Data: 03/07/2014 16:00:00 - Autore: Roberto Cataldi
di Roberto Cataldi - Il caldo è arrivato e nella maggior parte degli uffici cominciano a girare condizionatori che sparano aria condizionata a tappeto mandando in collasso gli impianti energetici e causando raffreddori e bronchiti estive di ogni genere. 

Nonostante le lamentele dei più "bacchettoni", la moda dell'infradito e degli shorts non lascerà indenni gli uffici e in molti saranno pronti a sfoggiare le novità della collezione primavera estate.

Ma cosa accade nei Tribunali? Non si capisce bene perché ma le aule di giustizia ancora oggi sono considerate un po' più "sacre" di un qualsiasi altro ufficio pubblico. E li le temperature si abbasseranno ancor di più. I motivi del freddo, a volte polare, all'interno di alcune aule, potrebbero essere molteplici, ma uno di questi sembrerebbe dovuto al fatto che nei Tribunali l'abbigliamento estivo è considerato "off-limits", indecoroso, osceno!
Si crede, senza un ragionevole motivo, che sia offensivo del buon gusto, anche quell'abbigliamento che oramai fa parte di una società ben più evoluta nei costumi di quanto non lo siano alcuni frequentatori delle aule di giustizia.
Cosa c'entra il freddo? Forse si vuole evitare che qualche avvocato si tolga la giacca e soprattutto si vuol dissuadere le avvocatesse, dal presentarsi in abiti troppo succinti. 
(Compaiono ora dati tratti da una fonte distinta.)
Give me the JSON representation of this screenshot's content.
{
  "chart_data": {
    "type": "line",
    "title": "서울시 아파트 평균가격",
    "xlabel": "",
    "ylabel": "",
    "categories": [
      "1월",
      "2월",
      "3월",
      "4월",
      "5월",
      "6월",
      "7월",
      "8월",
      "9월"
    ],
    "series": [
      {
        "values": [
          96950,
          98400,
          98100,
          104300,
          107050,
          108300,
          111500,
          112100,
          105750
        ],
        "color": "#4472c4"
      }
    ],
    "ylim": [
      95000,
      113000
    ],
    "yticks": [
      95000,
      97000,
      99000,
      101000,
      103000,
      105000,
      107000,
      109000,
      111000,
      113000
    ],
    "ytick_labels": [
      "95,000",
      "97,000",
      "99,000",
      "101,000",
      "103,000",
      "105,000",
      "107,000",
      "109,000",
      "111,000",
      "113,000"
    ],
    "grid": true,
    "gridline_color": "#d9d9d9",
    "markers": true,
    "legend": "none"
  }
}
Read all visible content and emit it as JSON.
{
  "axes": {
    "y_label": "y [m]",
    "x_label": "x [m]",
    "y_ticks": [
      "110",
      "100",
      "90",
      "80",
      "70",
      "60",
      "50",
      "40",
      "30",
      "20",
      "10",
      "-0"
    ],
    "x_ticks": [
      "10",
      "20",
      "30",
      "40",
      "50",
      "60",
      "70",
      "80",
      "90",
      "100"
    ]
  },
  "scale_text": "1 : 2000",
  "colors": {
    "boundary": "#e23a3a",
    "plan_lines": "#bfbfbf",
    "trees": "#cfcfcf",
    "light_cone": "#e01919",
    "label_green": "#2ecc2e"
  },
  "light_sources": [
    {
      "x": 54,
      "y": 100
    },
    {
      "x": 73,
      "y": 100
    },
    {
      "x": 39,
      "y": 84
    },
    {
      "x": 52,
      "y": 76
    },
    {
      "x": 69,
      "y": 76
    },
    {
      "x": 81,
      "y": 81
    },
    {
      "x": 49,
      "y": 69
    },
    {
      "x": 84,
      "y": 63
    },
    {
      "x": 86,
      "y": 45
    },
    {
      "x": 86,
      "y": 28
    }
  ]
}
Mi torna alla mente così un episodio verificatosi qualche anno fa nel tribunale di Torino dove un giudice aveva esposto un cartello sulla porta dell'aula su cui c'era scritto: "Si ricorda a tutti che per partecipare alle udienze occorre avere un abbigliamento decoroso del quale non fanno parte canottiere, minigonna, shorts, abiti tipo sottoveste, ciabatte". Inutile dire che gli avvocati non gradirono affatto quello che suonava come un rimprovero.
Insomma c'è una sorta "galateo" in Tribunale secondo cui gli avvocati dovrebbero vestire sempre con giacca e cravatta, ma nelle torride settimane di Luglio e di Agosto, questo potrebbe comportare qualche problemuccio anche perché, è vero che nelle aule farà fresco, ma in qualche modo il tribunale va pur sempre raggiunto e certi passaggi continui dal caldo al freddo sono sconsigliati persino dal Ministero della Salute.
Che l'abito non faccia il monaco è risaputo, ma nelle aule dei tribunali il concetto sembra tenuto nel scacco da una sorta di credenza arcaica da cui sembra davvero difficile sottrarsi. 

Certo, a parte il caldo estivo, potrebbe aver contribuito a inasprire la "pena" della giacca a tutti i costi, una moda di nuova generazione che negli ultimi anni ha contraddistinto lanciatissimi negozi fashion delle grandi città e che ha scandalizzato i più "puritani". 

Spesso nei tribunali alcuni magistrati hanno una vera e propria fobia verso l'abito estivo che giudicano indecoroso soltanto perché un pò troppo alla moda. E non so fino a che punto questa convinzione tragga origine da una riflessione individuale o da un'eredità  culturale che non hanno mai voluto mettere in discussione. Sta di fatto che proprio sulla base di pregiudizio irrazionale, basano la loro condanna "morale" nei confronti della libertà dei costumi dimostrando così, come scriveva Nietzsche, di essere "spiritualmente limitati".
Ma a questo punto quello che dovremmo chiederci è se ha davvero senso, con tutti i problemi che affliggono la giustizia in Italia, preoccuparsi di come vestono gli avvocati.

Oggi abbiamo a che fare con un sistema giudiziario caratterizzato da una lentezza disarmante e da un incremento di errori spesso grossolani, da una scarsa attenzione verso le parti e da una preoccupante superficialità nel decidere le controversie. E in questo scenario ciò che è davvero indecoroso è puntare il dito contro un avvocato che vuole semplicemente vestire in modo da sentirsi a proprio agio.

Forse sarebbe meglio comprendere, che il vero decoro di un avvocato non è quello che può emergere dall'abito che indossa ma quello che dimostra dalla correttezza del suo lavoro, dalla professionalità con cui affronta il contenzioso, da come sa mostrare rispetto verso le parti e i propri avversari.
E a chi fosse ancora convinto che la possibilità di scegliere liberamente come vestirsi sia contrario al decoro, vorrei ricordare le parole di Émilie du Châtelet: chi raccomanda agli altri di soffocare i propri desideri non conosce affatto il cammino della felicità.